すでに日本でも報道されている中国における「食の浪費防止」キャンペーン。なんといっても習近平国家主席による肝いりキャンペーンだけあって、中国国内でも力の入りようが違います。

ただこの取り組みに対して、消費者は理解や支持をしながらも、抜けきれない中国の習慣もあります。

そんな模様を中国のメディアが報じているので見てみましょう。

転換が難しい、伝統的な「豊かさ」の価値観



「食の浪費を戒める」。
そんな取り組みが中国で行なわれています。

事の発端は習近平国家主席による演説で指摘された、食の浪費問題。レストランや家庭でも、捨てられる生ごみの量は非常に多く、特に生活が豊かになった都市部で顕著に問われています。

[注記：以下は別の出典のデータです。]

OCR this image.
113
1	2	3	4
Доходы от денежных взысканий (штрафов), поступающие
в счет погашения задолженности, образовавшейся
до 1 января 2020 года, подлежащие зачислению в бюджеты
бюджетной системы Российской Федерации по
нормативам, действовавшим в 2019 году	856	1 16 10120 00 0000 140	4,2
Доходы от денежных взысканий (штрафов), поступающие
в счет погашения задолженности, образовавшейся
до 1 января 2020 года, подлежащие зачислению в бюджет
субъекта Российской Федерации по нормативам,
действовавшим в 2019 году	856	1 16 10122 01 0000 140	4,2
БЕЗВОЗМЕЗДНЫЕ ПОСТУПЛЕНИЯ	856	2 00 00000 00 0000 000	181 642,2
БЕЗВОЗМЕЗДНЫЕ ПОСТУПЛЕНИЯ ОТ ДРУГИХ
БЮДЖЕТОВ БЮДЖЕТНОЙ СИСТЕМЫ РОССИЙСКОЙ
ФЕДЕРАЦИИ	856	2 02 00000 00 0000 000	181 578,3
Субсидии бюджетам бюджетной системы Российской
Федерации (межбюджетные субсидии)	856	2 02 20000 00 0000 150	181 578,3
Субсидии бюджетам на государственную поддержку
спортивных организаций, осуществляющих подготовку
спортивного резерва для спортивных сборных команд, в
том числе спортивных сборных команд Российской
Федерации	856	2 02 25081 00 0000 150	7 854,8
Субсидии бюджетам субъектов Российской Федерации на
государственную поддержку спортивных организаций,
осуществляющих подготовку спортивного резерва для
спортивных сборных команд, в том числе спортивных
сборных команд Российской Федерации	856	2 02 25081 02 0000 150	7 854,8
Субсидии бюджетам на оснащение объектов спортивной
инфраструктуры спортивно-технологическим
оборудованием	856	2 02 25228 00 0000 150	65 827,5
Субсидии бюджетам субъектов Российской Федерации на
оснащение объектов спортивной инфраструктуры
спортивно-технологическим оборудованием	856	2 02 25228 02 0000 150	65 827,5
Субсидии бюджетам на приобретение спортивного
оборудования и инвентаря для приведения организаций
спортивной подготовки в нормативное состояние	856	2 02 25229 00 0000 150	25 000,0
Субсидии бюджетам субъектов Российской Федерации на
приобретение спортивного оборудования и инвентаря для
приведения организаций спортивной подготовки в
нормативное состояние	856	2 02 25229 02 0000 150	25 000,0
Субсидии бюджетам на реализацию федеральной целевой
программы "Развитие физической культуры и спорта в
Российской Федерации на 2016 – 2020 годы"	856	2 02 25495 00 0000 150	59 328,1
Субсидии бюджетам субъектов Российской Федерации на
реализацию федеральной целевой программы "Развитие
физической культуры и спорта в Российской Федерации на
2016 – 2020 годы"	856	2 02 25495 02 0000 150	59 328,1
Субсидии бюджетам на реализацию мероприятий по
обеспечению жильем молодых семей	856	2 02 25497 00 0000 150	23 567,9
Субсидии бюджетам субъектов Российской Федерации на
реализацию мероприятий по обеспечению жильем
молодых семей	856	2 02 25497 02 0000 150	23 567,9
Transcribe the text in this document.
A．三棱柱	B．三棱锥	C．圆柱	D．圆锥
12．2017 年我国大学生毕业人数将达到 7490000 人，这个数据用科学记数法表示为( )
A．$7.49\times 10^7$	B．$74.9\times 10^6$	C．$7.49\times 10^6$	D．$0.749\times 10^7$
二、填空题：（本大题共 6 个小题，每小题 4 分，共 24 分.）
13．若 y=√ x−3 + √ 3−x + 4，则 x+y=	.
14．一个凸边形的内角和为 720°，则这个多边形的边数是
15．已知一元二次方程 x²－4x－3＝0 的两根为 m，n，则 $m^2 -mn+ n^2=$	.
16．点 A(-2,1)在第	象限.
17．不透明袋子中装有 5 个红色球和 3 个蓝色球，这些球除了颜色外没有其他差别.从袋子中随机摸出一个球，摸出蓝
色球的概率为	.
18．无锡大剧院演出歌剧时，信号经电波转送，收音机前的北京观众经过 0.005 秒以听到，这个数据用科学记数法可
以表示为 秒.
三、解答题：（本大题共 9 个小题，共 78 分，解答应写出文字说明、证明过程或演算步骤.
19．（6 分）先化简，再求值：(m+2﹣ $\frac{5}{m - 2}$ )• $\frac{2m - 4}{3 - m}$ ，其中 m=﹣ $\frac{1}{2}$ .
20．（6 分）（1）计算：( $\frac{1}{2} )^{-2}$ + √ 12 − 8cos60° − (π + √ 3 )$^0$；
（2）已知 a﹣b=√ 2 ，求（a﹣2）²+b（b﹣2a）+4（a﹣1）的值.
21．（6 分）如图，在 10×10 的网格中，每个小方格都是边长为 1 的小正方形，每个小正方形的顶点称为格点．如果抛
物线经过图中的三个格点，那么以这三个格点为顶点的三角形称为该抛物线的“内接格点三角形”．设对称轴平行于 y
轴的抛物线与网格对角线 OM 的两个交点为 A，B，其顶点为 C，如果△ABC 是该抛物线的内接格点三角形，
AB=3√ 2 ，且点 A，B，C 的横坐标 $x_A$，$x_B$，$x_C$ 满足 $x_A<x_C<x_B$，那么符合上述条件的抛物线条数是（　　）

そんな状況を危惧して出されたこの発表をきっかけに、中国の動画サイトでは「大食い動画」が批判の対象になり、軒並み削除されるなど、大々的なキャンペーンに発展しています。

しかし、急にその習慣を変えるのも難しい…。
そんな様子を2020年8月27日付の『天津日報』では「直击天津餐饮浪费现象:整条鱼只动几筷子,“光盘”顾客不到一半……(天津の飲食浪費現象を直撃:魚料理に少し箸をつけただけ、“食べ残しなし”の客は半分以下…)」と報じています。

記事では天津市の都市清掃員に密着し、レストランで出される大量の生ごみを回収。「毎日300トンほどの生ごみが出されている」とその浪費の状況を語っています。

特に食べ放題系のお店では過剰オーダーが多いらしく、そこには消費者の「元を取ろう」という意識があることを指摘、食べ残しの多いテーブルの写真などをアップしながら、この浪費を批判している内容となっています。

そもそも「スケールの大きさ=豊かさ」と感じる価値観が一般的。質ももちろんながら、見た目のボリュームによって充実感を得ることが多い習慣があります。

そのため、食においても「テーブルいっぱいの料理」がすなわち「豊かな生活」と考える傾向があります。

多くのメディアではその点をクローズアップして紹介しますが、実はそうした習慣の変革は、中国国内で早くから唱えられてきました。上海などでは15年ほど前から「打包(持ち帰り)」が定着しており、全国の大都市でも食べ残した料理を持ち帰る習慣が根付いています。レストラン側も、持ち帰りを希望する顧客のために容器を用意している(一部有料の店舗も)のが普通になっています。

ただ、それが全国的に普及しているとは言い切れず、地方都市ではやはり昔からの「有り余る豊かさ」をベースとした生活を送っているようで、今回はそうした地方都市部への意識改革を目指したものといえるでしょう。

また、同時に考えられるのは「食料不足の危険性」。人口も増えながら、気候や歴史的要因で耕作面積にも限りがある中国では、食糧不足の危険性は建国直後から言われてきていました。

50年代には主食たる穀物を使った白酒ではなく、果物を使ったワインの醸造を増やすといった国策もあったほど。事実はうかがい知ることはできませんが、人工肉などの生産にも前向きになっているなど、食に関する話題が続く中国だけあって、いろいろな考え方ができそうです。

何はともあれ、浪費を防ぐのは悪い事ではありません。これを機に、食の習慣も時代に合ったものへと変わってくれることを期待したいと思います。